By Hilary White

ROME, November 19, 2008 ( ) – In a lengthy interview, Bishop Patrick O’Donohue of Lancaster, UK, said that English Catholic bishops have “been inhibited about openly admitting the sickness” and “widespread dissent” from authentic Catholic moral teaching in the Church.

Speaking to Dominic Baster of Zenit, a Rome-based Catholic news agency, Bishop O’Donohue said, “If we fail in our duty of presenting the truths of the faith, it is not only the Church that suffers, but also wider society.”

Earlier this year, Bishop O’Donohue issued a pair of documents calling for radical reforms to the Catholic schools in his diocese and to the Catholic Church in England in general. The publication of “Fit for Mission? Church,” and “Fit for Mission? Schools,” brought both high praise from the Vatican and condemnation from secularists in Parliament. More significant, perhaps, has been the silence of the rest of the Catholic hierarchy of England and Wales on both documents.

The bishop said the problem of widespread dissent and secularisation has stemmed from a misapplication of mass education since the Second World War. While the wider availability of higher education has provided many benefits, it has had its “dark side,” he said. These have included the growth of anti-human and anti-religious philosophies such as radical skepticism, positivism, utilitarianism and relativism.

“Taken together,” he said, “these intellectual trends have resulted in a fragmented society that marginalizes God, with many people mistakenly thinking they can live happy and productive lives without him.”

Education in these philosophical trends, he said, has led to the corruption in the Church. Educated Catholics who were “most exposed to the intellectual and moral spirit of the age,” have gone on to hold positions of influence and authority in the Church and have spread their “so-called loyal dissent, causing confusion and discord.” In addition, he said that the “relentless diatribe” against Christianity in the popular media “has undermined the confidence of the ordinary faithful in the Church.”

Bishop O’Donohue’s analysis was borne out in the reaction to his two documents on schools and the Church.

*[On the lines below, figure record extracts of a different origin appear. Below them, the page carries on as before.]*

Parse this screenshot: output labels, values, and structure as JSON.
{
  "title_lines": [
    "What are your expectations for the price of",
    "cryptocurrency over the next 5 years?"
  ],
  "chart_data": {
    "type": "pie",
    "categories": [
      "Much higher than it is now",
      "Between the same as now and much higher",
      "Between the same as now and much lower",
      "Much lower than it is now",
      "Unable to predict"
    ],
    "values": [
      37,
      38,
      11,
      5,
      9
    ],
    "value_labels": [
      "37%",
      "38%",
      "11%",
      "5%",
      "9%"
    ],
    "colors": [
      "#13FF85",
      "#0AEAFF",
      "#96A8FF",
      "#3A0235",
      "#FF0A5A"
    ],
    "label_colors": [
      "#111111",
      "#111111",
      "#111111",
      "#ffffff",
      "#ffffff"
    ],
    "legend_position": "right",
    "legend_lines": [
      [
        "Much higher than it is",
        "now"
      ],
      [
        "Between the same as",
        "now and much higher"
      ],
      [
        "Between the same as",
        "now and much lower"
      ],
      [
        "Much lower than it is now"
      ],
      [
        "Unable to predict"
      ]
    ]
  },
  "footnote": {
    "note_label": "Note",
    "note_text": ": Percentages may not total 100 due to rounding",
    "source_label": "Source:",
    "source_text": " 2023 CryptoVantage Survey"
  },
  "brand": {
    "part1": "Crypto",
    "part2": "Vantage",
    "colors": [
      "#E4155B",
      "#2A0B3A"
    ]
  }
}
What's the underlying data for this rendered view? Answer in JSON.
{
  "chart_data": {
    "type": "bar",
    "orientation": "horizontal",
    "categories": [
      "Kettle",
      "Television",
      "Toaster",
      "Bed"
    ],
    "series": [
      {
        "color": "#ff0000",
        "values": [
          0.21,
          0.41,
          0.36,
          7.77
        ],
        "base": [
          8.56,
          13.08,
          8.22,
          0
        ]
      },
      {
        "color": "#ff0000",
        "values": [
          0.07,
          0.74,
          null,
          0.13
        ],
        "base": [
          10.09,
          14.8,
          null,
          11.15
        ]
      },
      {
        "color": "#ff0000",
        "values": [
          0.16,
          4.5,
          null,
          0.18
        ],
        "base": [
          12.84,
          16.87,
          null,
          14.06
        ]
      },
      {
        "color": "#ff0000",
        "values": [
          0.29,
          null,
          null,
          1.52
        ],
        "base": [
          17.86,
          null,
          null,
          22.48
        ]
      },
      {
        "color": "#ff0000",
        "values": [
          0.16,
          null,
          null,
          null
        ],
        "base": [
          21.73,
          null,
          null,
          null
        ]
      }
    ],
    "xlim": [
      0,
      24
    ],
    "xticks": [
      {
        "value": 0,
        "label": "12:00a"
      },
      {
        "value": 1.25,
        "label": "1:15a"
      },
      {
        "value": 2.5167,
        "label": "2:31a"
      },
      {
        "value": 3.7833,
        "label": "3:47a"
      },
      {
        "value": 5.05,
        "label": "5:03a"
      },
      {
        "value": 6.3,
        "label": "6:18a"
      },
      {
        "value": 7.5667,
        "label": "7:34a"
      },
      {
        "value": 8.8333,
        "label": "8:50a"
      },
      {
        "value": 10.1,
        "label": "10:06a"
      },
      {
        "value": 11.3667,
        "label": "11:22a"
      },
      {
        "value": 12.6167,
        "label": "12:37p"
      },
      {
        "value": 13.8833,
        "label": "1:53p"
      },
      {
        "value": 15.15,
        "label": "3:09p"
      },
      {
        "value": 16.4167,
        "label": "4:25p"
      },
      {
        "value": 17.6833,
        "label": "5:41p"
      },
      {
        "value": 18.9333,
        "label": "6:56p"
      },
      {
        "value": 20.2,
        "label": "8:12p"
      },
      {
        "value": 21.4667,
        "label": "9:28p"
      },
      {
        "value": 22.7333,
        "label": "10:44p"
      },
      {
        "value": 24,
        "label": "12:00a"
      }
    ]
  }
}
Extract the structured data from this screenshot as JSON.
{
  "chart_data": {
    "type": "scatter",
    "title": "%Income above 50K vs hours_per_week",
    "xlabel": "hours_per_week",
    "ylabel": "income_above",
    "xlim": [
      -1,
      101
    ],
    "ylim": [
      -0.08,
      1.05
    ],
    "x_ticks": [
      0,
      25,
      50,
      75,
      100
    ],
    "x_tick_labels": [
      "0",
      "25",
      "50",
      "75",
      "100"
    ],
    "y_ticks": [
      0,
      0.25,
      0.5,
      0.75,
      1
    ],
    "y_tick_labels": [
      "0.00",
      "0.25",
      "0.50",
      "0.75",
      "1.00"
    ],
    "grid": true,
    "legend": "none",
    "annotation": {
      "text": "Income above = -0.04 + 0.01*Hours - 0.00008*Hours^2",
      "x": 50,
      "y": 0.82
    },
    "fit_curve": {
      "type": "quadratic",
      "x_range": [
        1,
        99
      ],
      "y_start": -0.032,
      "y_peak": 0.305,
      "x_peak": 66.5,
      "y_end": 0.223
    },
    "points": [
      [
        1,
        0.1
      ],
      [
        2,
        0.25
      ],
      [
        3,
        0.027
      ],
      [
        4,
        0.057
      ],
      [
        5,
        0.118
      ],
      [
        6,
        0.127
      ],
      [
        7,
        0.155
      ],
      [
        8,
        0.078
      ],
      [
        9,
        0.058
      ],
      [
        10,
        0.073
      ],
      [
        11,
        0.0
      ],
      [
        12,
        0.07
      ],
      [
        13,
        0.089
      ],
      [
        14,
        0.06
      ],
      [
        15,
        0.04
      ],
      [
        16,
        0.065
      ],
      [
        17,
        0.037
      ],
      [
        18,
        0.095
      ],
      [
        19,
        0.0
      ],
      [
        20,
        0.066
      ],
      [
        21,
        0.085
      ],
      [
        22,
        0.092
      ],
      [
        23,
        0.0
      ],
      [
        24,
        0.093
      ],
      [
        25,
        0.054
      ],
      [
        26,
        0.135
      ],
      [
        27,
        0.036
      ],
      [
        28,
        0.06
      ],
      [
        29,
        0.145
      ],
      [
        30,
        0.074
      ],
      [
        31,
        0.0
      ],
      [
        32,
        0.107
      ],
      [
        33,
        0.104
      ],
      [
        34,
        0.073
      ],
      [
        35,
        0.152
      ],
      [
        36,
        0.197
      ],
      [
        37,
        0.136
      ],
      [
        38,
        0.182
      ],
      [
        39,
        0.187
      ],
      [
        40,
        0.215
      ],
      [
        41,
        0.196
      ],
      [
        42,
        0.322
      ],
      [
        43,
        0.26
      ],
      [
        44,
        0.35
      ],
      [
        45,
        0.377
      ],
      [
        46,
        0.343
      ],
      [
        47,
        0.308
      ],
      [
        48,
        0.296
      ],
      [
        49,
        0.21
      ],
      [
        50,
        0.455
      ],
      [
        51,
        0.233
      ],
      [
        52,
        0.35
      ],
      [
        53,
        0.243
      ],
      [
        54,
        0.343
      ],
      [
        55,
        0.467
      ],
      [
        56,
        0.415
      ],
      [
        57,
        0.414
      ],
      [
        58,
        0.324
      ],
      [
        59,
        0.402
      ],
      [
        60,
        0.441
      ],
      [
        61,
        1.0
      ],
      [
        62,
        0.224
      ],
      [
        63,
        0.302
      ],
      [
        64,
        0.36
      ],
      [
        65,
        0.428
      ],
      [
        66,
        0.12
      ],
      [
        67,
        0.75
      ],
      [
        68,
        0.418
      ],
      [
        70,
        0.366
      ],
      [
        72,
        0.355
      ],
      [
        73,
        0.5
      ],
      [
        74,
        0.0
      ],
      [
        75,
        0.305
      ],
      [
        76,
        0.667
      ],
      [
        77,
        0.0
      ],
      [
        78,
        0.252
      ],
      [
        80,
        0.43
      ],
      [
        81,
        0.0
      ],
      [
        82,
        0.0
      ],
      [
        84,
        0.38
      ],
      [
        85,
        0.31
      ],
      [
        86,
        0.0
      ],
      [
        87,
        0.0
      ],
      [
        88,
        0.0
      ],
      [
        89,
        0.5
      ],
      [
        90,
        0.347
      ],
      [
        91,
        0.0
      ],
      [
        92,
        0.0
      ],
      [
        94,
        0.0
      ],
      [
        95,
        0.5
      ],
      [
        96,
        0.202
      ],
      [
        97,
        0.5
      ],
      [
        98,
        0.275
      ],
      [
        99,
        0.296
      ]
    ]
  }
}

He told Zenit that he was “surprised” both by the level of support and of “hostility” he received in and out of the Church.

“All I have done is reiterate and explain the teachings of the Church as expressed in the documents of the Second Vatican Council and the Catechism of the Catholic Church.

“Many read the documents as my attempt to turn the clock back. This is not my intention at all. What this dismissive response reveals is my critic’s rejection of a fundamental component of Catholicism,” he said. “We must challenge this poverty of imagination regarding the communication of the fullness of the faith,” he added.

So outraged were secularist MPs by the bishop’s requirement of Catholic orthodoxy in his schools, that they demanded his presence at a Commons Committee hearing where he was accused of trying to establish religious “fundamentalism.” His insistence on crucifixes in every classroom, “sex-education” based on the principles of chastity and the sanctity of marriage, no school fundraising for anti-life groups, and religious education based firmly in the Catechism of the Catholic Church, infuriated authorities who had grown accustomed to a less forthrightly orthodox Catholic school system.

In the second document, “Fit for Mission? Church,” Bishop O’Donohue called for the restoration of the full adherence to Catholic teaching on faith and morals in the Catholic institution of England and Wales, long known as one of the most “liberal” of the world’s national hierarchies. In the second document, he asked, “Have we forgotten what it means to be Catholic?”

“We have all witnessed with alarm many who profess to be Catholics disavowing the Church’s teaching authority … dismissing apostolic traditions and the doctrines of the Fathers and giving the place of honour to the fashionable opinions of society.”

Concluding his remarks to Zenit, Bishop O’Donohue said, “It is easy sometimes to become despondent about the state of the Church in England and Wales,” but added that the hope of the Church lies in the Resurrection of Christ.

“The principle challenge,” he said, “is the rejection of obedience in the Church, due to the modern emergence of a secularist-minded people.”

“The idea of obedience and humility toward God’s truth are totally alien to many in this age of assertive individualism.

“To avail ourselves of the riches of God’s doctrine we must not approach it with the attitude of consumers, who pick and choose according to taste and personal comfort. We must allow the word of God to judge and challenge us, and sometimes this is hard and uncomfortable.”